The inscription on her statue reads: “Towser, the famous cat who lived in the still house, Glenturret Distillery, for almost 24 years. She caught 28,899 mice in her lifetime. World mousing champion, Guinness Book of Records.”
Mrs. Chippy, New Zealand
Mrs. Chippy was a tabby cat who accompanied Sir Ernest Shackleton’s Imperial Trans-Antarctic Expedition in 1914. The cat was brought onboard the ship by it’s carpenter, Harry McNish (nicknamed “Chippy”) One month after the ship set sail for Antarctica it was discovered that, despite her name, Mrs. Chippy was actually a boy! But, by that time his name had stuck. He was described as “full of character” by members of the expedition and impressed the crew by his ability to walk along the ship’s inch-wide rails in even the roughest seas. Sadly, Mrs. Chippy and several of the dogs that accompanied the crew didn’t survive the trip. When the ship, Endurance, became trapped in ice, it was decided that the animals would have to be shot. McNish took the loss of Mrs. Chippy particularly hard.
In 2004 a life-size bronze statue of Mrs. Chippy was placed on the grave of McNish by the New Zealand Antarctic Society in recognition of his efforts on the expedition.
Homeless Cats, Braunschweig, Germany
German sculptor Siegfried Neuenhausen designed this 1981 monument to homeless cats in Braunschweig, Germany.
Tombili, Istanbul, Turkey
Tomblii was a cat made internet-famous when a photo of him lounging went viral online. It’s not known if Tombili had a home of his own, but the cat’s chubby body and sweet demeanor suggests he had plenty of humans who made sure he was taken care of! After the sweet kitty passed away, the cherished feline received one of the highest honors anyone can get – a statue erected in his honor!
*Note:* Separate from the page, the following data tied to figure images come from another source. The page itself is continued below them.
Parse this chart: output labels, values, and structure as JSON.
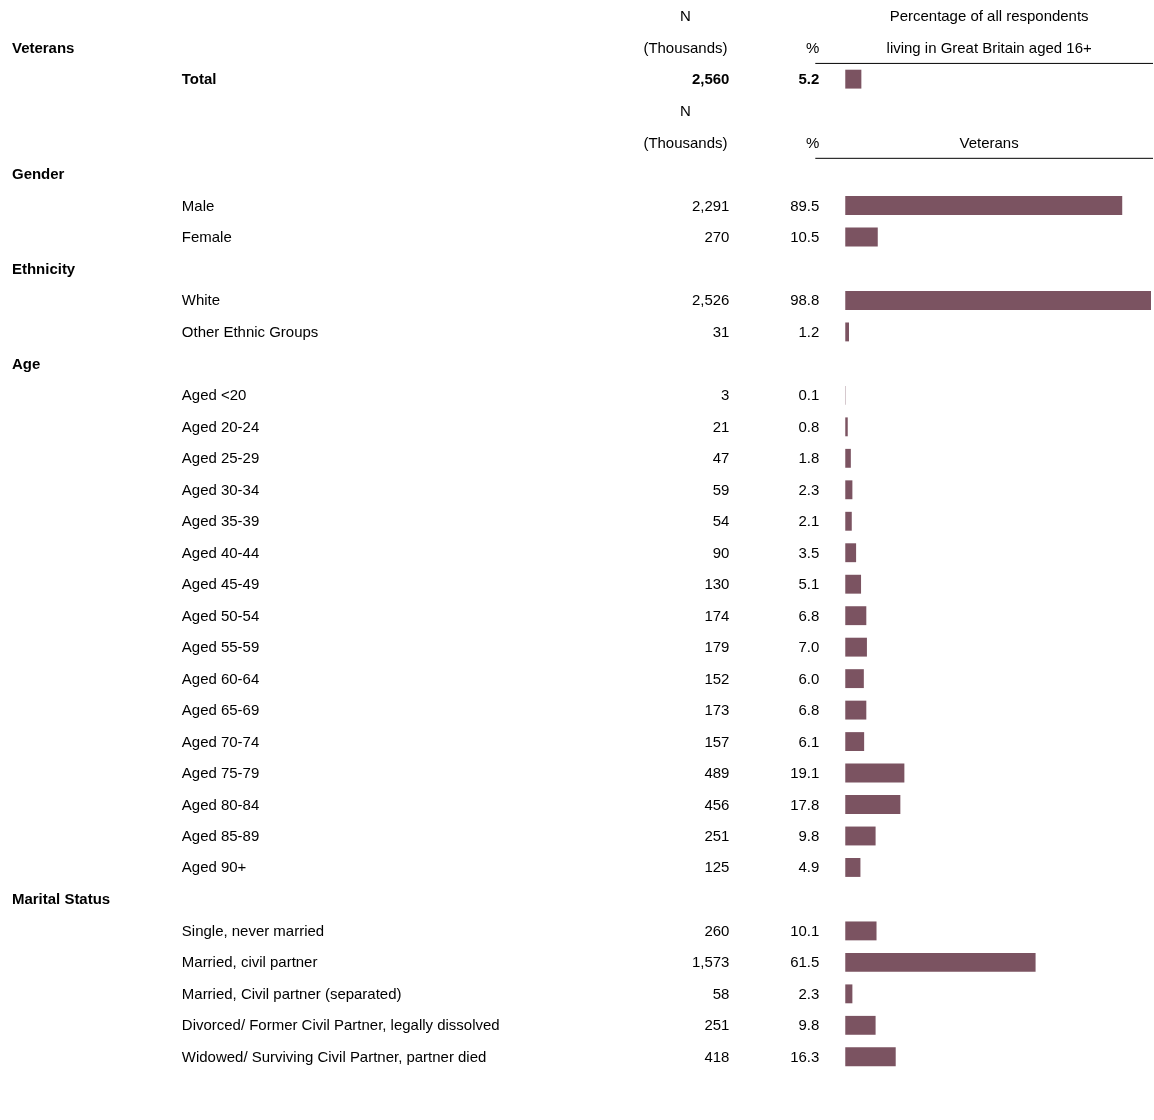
{
  "chart_data": [
    {
      "type": "bar",
      "orientation": "horizontal",
      "ylabel": "Veterans",
      "xlabel": "Percentage of all respondents living in Great Britain aged 16+",
      "categories": [
        "Total"
      ],
      "series": [
        {
          "name": "%",
          "color": "#7b5361",
          "values": [
            5.2
          ],
          "value_labels": [
            "5.2"
          ]
        }
      ],
      "annotations": [
        "N (Thousands)",
        "2,560"
      ]
    },
    {
      "type": "bar",
      "orientation": "horizontal",
      "ylabel": "Gender",
      "xlabel": "Veterans",
      "categories": [
        "Male",
        "Female"
      ],
      "series": [
        {
          "name": "%",
          "color": "#7b5361",
          "values": [
            89.5,
            10.5
          ],
          "value_labels": [
            "89.5",
            "10.5"
          ]
        }
      ],
      "annotations": [
        "N (Thousands)",
        "2,291",
        "270"
      ]
    },
    {
      "type": "bar",
      "orientation": "horizontal",
      "ylabel": "Ethnicity",
      "categories": [
        "White",
        "Other Ethnic Groups"
      ],
      "series": [
        {
          "color": "#7b5361",
          "values": [
            98.8,
            1.2
          ],
          "value_labels": [
            "98.8",
            "1.2"
          ]
        }
      ],
      "annotations": [
        "2,526",
        "31"
      ]
    },
    {
      "type": "bar",
      "orientation": "horizontal",
      "ylabel": "Age",
      "categories": [
        "Aged <20",
        "Aged 20-24",
        "Aged 25-29",
        "Aged 30-34",
        "Aged 35-39",
        "Aged 40-44",
        "Aged 45-49",
        "Aged 50-54",
        "Aged 55-59",
        "Aged 60-64",
        "Aged 65-69",
        "Aged 70-74",
        "Aged 75-79",
        "Aged 80-84",
        "Aged 85-89",
        "Aged 90+"
      ],
      "series": [
        {
          "color": "#7b5361",
          "values": [
            0.1,
            0.8,
            1.8,
            2.3,
            2.1,
            3.5,
            5.1,
            6.8,
            7.0,
            6.0,
            6.8,
            6.1,
            19.1,
            17.8,
            9.8,
            4.9
          ],
          "value_labels": [
            "0.1",
            "0.8",
            "1.8",
            "2.3",
            "2.1",
            "3.5",
            "5.1",
            "6.8",
            "7.0",
            "6.0",
            "6.8",
            "6.1",
            "19.1",
            "17.8",
            "9.8",
            "4.9"
          ]
        }
      ],
      "annotations": [
        "3",
        "21",
        "47",
        "59",
        "54",
        "90",
        "130",
        "174",
        "179",
        "152",
        "173",
        "157",
        "489",
        "456",
        "251",
        "125"
      ]
    },
    {
      "type": "bar",
      "orientation": "horizontal",
      "ylabel": "Marital Status",
      "categories": [
        "Single, never married",
        "Married, civil partner",
        "Married, Civil partner (separated)",
        "Divorced/ Former Civil Partner, legally dissolved",
        "Widowed/ Surviving Civil Partner, partner died"
      ],
      "series": [
        {
          "color": "#7b5361",
          "values": [
            10.1,
            61.5,
            2.3,
            9.8,
            16.3
          ],
          "value_labels": [
            "10.1",
            "61.5",
            "2.3",
            "9.8",
            "16.3"
          ]
        }
      ],
      "annotations": [
        "260",
        "1,573",
        "58",
        "251",
        "418"
      ]
    }
  ]
}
A petition on change.org – signed by 17,280 people – asked for a sculpture of the famous cat, so sculptor Seval Şahin built the commemorative piece. The sculpture was revealed on World Animal Day, October 4th 2016, in the exact same location where Tombili posed for the famous picture.
Gotokuji Temple, Tokyo, Japan
Legend has it that Gotokuji, a Buddhist temple in Tokyo, is the birthplace of the Maneki-Neko – the lucky cat. It is said that a wealthy samurai was taking shelter under a tree near the temple when he noticed the temple priest’s cat beckoning to him to take shelter inside. Just as he approached the cat, the tree he’d been sheltering under was struck by lightning. Grateful that the cat had saved his life, the wealthy samurai gifted the temple with funding for its upkeep. When the cat died, a statue was created in his likeness, thus creating the ‘lucky cat’ we know today.
There are over one thousand cat statues at the Gotokuji temple, and this gains the temple a lot of attention. Beyond the statues, the grounds are beautiful. This place is well worth a visit!